Lowell Busenitz teaches what he knows and loves. Growing up around his father’s successful farm and watching four of his brothers build their own farms, Busenitz enjoyed the entrepreneurship of small business. He also had owned his own construction business for five years before deciding to teach others about his passion for entrepreneurship.Busenitz grew up in Kansas, the youngest of six brothers and one sister. He pursued his undergraduate degree in business administration from Emporia State University, only the second in his family to get a college degree. “Given my parents’ grade school level education, I thought I was doing pretty well to get a bachelor’s degree,” says Busenitz.
“Upon completing my undergraduate degree, I figured I would never enter the doors of a classroom again.”He didn’t know how wrong he was. Busenitz’s first job after graduation was working with college students through Inter-Varsity Christian Fellowship. With this organization, he trained staff, led conferences and workshops and mentored student leaders on multiple campuses for six years including two years as the state director. He then worked in the construction industry and soon started his own business. After growing restless, he began to reconsider his career and realized his work with students, his experience teaching and his love of business and entrepreneurship could be combined.
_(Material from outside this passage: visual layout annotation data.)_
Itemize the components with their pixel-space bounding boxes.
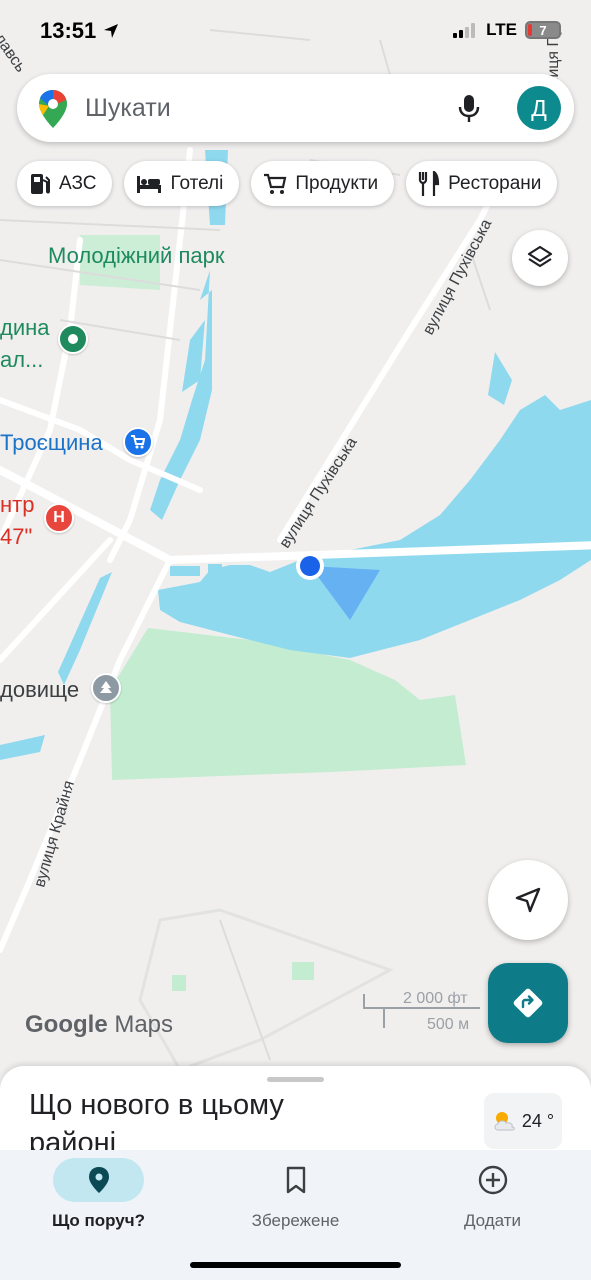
- tree-poi-icon[interactable]: [91, 673, 121, 703]
- hospital-poi-icon[interactable]: H: [44, 503, 74, 533]
- chip-restaurants[interactable]: Ресторани: [406, 161, 558, 206]
- status-indicators: LTE 7: [452, 20, 561, 40]
- google-maps-pin-icon: [39, 90, 67, 128]
- weather-chip[interactable]: 24 °: [484, 1093, 562, 1149]
- avatar-letter: Д: [531, 94, 547, 121]
- directions-icon: [513, 988, 543, 1018]
- cart-icon: [264, 173, 287, 194]
- directions-button[interactable]: [488, 963, 568, 1043]
- chip-label: Ресторани: [448, 172, 542, 194]
- park-poi-icon[interactable]: [58, 324, 88, 354]
- chip-label: Продукти: [295, 172, 379, 194]
- signal-icon: [453, 23, 476, 38]
- my-location-button[interactable]: [488, 860, 568, 940]
- network-type: LTE: [486, 20, 517, 39]
- park-area-small-2: [172, 975, 186, 991]
- weather-temp: 24 °: [521, 1110, 555, 1131]
- nav-explore[interactable]: Що поруч?: [0, 1150, 197, 1250]
- troieshchyna-label[interactable]: Троєщина: [0, 430, 103, 456]
- chip-gas-stations[interactable]: АЗС: [17, 161, 113, 206]
- clipped-label-1[interactable]: дина: [0, 313, 50, 342]
- google-maps-watermark: Google Maps: [25, 1011, 173, 1039]
- clock-text: 13:51: [40, 18, 97, 43]
- dovyshche-label[interactable]: довище: [0, 677, 79, 703]
- nav-label: Додати: [463, 1211, 522, 1230]
- status-bar: 13:51 LTE 7: [0, 0, 591, 66]
- nav-label: Що поруч?: [52, 1211, 145, 1230]
- gas-station-icon: [31, 173, 50, 194]
- category-chips: АЗС Готелі Продукти Ресторани: [17, 161, 558, 207]
- chip-groceries[interactable]: Продукти: [251, 161, 395, 206]
- microphone-icon[interactable]: [457, 94, 481, 124]
- bookmark-icon: [280, 1164, 312, 1196]
- home-indicator[interactable]: [190, 1262, 401, 1268]
- park-area-small-1: [292, 962, 314, 980]
- scale-imperial: 2 000 фт: [403, 990, 468, 1007]
- park-label[interactable]: Молодіжний парк: [48, 242, 224, 269]
- chip-label: Готелі: [170, 172, 224, 194]
- scale-metric: 500 м: [427, 1016, 470, 1033]
- partly-cloudy-icon: [494, 1112, 515, 1131]
- watermark-maps: Maps: [114, 1011, 174, 1038]
- status-time: 13:51: [40, 18, 120, 44]
- add-circle-icon: [477, 1164, 509, 1196]
- fork-knife-icon: [419, 170, 440, 196]
- avatar[interactable]: Д: [517, 86, 561, 130]
- location-pin-icon: [83, 1164, 115, 1196]
- bottom-navigation: Що поруч? Збережене Додати: [0, 1150, 591, 1280]
- layers-button[interactable]: [512, 230, 568, 286]
- shopping-poi-icon[interactable]: [123, 427, 153, 457]
- battery-level: 7: [539, 22, 547, 38]
- location-arrow-icon: [104, 24, 119, 38]
- nav-saved[interactable]: Збережене: [197, 1150, 394, 1250]
- chip-label: АЗС: [59, 172, 97, 194]
- lake-small-3: [208, 564, 222, 576]
- nav-contribute[interactable]: Додати: [394, 1150, 591, 1250]
- battery-icon: 7: [525, 21, 561, 39]
- navigation-arrow-icon: [515, 887, 541, 913]
- chip-hotels[interactable]: Готелі: [124, 161, 240, 206]
- layers-icon: [527, 245, 553, 268]
- hospital-label-2[interactable]: 47": [0, 522, 32, 551]
- lake-small-2: [170, 566, 200, 576]
- search-input[interactable]: Шукати: [85, 94, 171, 123]
- hospital-label-1[interactable]: нтр: [0, 490, 34, 519]
- watermark-google: Google: [25, 1011, 108, 1038]
- hospital-marker-letter: H: [53, 509, 65, 526]
- location-dot: [300, 556, 320, 576]
- bed-icon: [137, 175, 162, 193]
- nav-label: Збережене: [251, 1211, 340, 1230]
- clipped-label-2[interactable]: ал...: [0, 345, 43, 374]
- sheet-drag-handle[interactable]: [267, 1077, 324, 1082]
- search-bar[interactable]: Шукати Д: [17, 74, 574, 142]
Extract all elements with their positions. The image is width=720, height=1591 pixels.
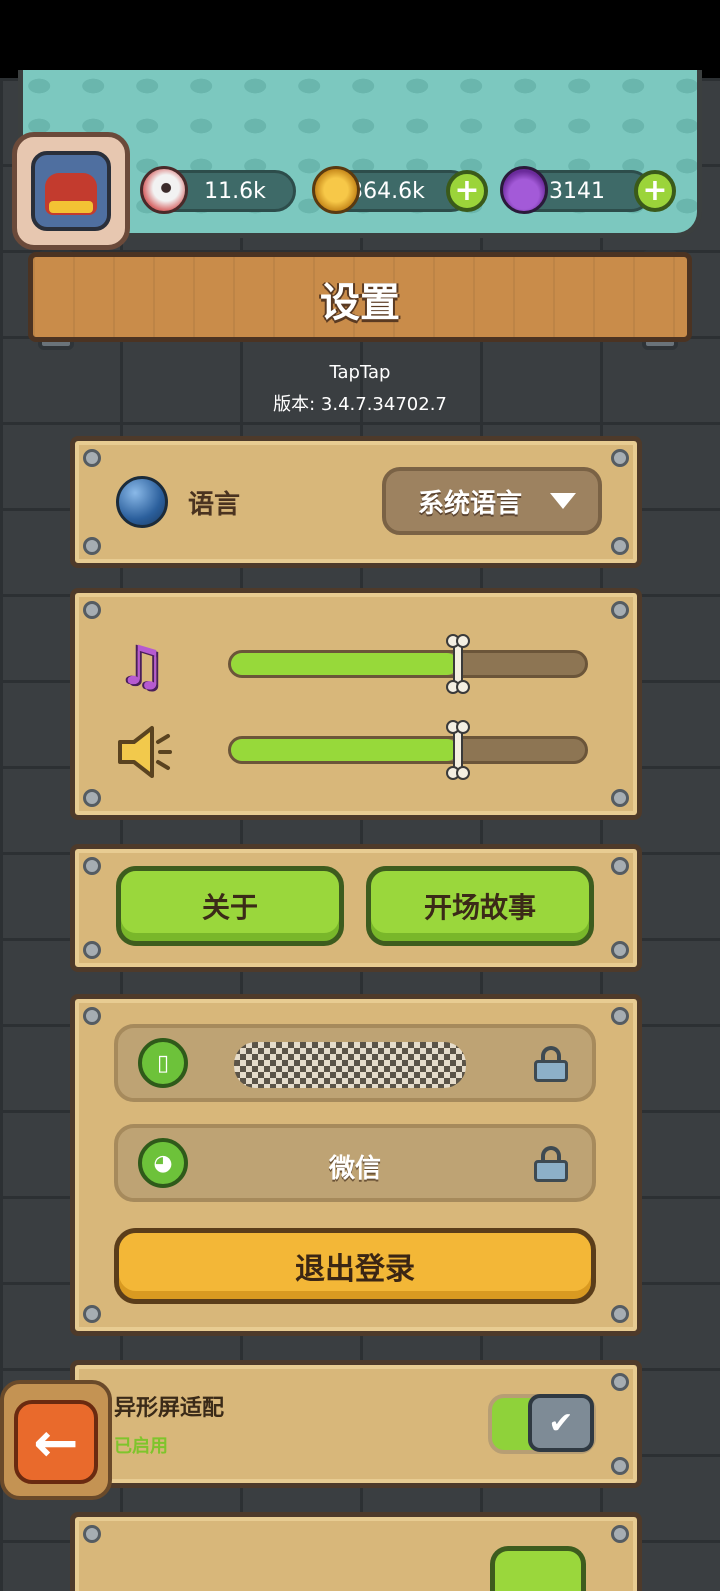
rivet: [611, 1305, 629, 1323]
rivet: [611, 857, 629, 875]
rivet: [83, 1305, 101, 1323]
rivet: [611, 537, 629, 555]
rivet: [83, 1525, 101, 1543]
rivet: [611, 1007, 629, 1025]
rivet: [611, 941, 629, 959]
lock-icon: [534, 1046, 568, 1082]
language-selected-value: 系统语言: [418, 488, 523, 519]
language-label: 语言: [188, 490, 241, 520]
add-coin-button[interactable]: +: [446, 170, 488, 212]
status-bar: [0, 0, 720, 78]
rivet: [83, 857, 101, 875]
plus-icon: +: [454, 173, 480, 208]
sound-slider-handle[interactable]: [444, 720, 472, 780]
sound-volume-fill: [231, 739, 458, 761]
music-note-icon: ♫: [117, 634, 167, 697]
avatar-icon: [31, 151, 111, 231]
rivet: [83, 537, 101, 555]
speaker-icon: [118, 726, 172, 778]
add-potion-button[interactable]: +: [634, 170, 676, 212]
rivet: [611, 601, 629, 619]
screen-adapt-label: 异形屏适配: [114, 1396, 225, 1421]
lock-icon: [534, 1146, 568, 1182]
language-select[interactable]: 系统语言: [382, 467, 602, 535]
page-title: 设置: [320, 280, 400, 326]
opening-story-label: 开场故事: [423, 891, 536, 924]
rivet: [611, 1457, 629, 1475]
eyeball-count: 11.6k: [204, 178, 266, 204]
back-arrow-icon: ←: [33, 1410, 79, 1474]
potion-count: 3141: [549, 178, 605, 204]
chevron-down-icon: [550, 493, 576, 509]
version-label: 版本: 3.4.7.34702.7: [273, 394, 447, 415]
coin-count: 364.6k: [349, 178, 425, 204]
logout-button[interactable]: 退出登录: [114, 1228, 596, 1304]
back-button[interactable]: ←: [14, 1400, 98, 1484]
phone-icon: ▯: [138, 1038, 188, 1088]
music-volume-slider[interactable]: [228, 650, 588, 678]
screen-adapt-status: 已启用: [114, 1436, 168, 1457]
music-volume-fill: [231, 653, 458, 675]
logout-label: 退出登录: [295, 1252, 415, 1287]
phone-account-row[interactable]: ▯: [114, 1024, 596, 1102]
wechat-account-row[interactable]: ◕ 微信: [114, 1124, 596, 1202]
plus-icon: +: [642, 173, 668, 208]
checkmark-icon[interactable]: ✔: [528, 1394, 594, 1452]
opening-story-button[interactable]: 开场故事: [366, 866, 594, 946]
coin-icon: [312, 166, 360, 214]
rivet: [83, 449, 101, 467]
sound-volume-slider[interactable]: [228, 736, 588, 764]
rivet: [611, 1373, 629, 1391]
about-button[interactable]: 关于: [116, 866, 344, 946]
rivet: [83, 789, 101, 807]
rivet: [611, 449, 629, 467]
wechat-label: 微信: [328, 1154, 381, 1184]
rivet: [83, 941, 101, 959]
partial-green-button[interactable]: [490, 1546, 586, 1591]
eyeball-icon: [140, 166, 188, 214]
masked-phone-number: [234, 1042, 466, 1088]
avatar[interactable]: [12, 132, 130, 250]
globe-icon: [116, 476, 168, 528]
channel-label: TapTap: [329, 362, 391, 383]
rivet: [611, 1525, 629, 1543]
audio-panel: [70, 588, 642, 820]
music-slider-handle[interactable]: [444, 634, 472, 694]
potion-icon: [500, 166, 548, 214]
rivet: [83, 1007, 101, 1025]
rivet: [83, 601, 101, 619]
rivet: [611, 789, 629, 807]
about-label: 关于: [201, 891, 258, 924]
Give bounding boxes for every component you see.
With entrepreneurship just starting to be taught at the university level, Busenitz moved his family to Texas and began his graduate work at Texas A&M. After completing the PhD program in 1992, he taught at the University of Houston, predominantly in the area of strategic management, for the next six years until the opportunity arose to come to OU. In 1998, Price College only occasionally offered an entrepreneurship class or two, not a degree program. Several years after Busenitz’s arrival at OU, he started building the entrepreneurship program from the ground up. He teaches entrepreneurship classes like New Venture Development at the undergraduate and MBA levels (also referred to as “business plan”). This semester (spring 2010) he also is teaching a new course on social entrepreneurship that addresses starting businesses with a double bottom line – being economically viable while also meeting an important social need.
He also has taught strategic management courses at the undergraduate, MBA and PhD levels. One of the things Busenitz is most proud of during his time at OU is the development of a growing and nationally ranked entrepreneurship program at the college. He also cites a highlight of his career in seeing Price College graduates putting their entrepreneurial skills to work in building their innovations within existing and new ventures. He states, “Working with students to build their business plans while in our program and then watching them go on and work in this area is very rewarding. ”Many of these business plans Busenitz refers to were presented and won at the annual Donald W. Reynolds Governor’s Cup Collegiate Business Plan Competition. In the past four years, he has helped coach nine graduate teams and five undergraduate teams to first, second or third place in the competition.
Busenitz also has earned high honors in being awarded four teaching awards and five research awards including the University of Oklahoma Merrick Foundation Teaching Award in 2005 and the Best Empirical Paper Award from the Academy of Management, Entrepreneurship Division. Along with coaching student teams in the Governor’s Cup Competition, Busenitz also mentors doctoral students. He says watching them publish important articles from their dissertation work and going forward with their own successful careers as professionals has been gratifying during his time at OU. Busenitz enjoys Norman as does his wife, Ruthie, whom he met while they were students at Emporia State University. They were married after graduation and will celebrate their 35th anniversary this summer. They have three children, Michelle, Amy and Nicholas, and six grandchildren.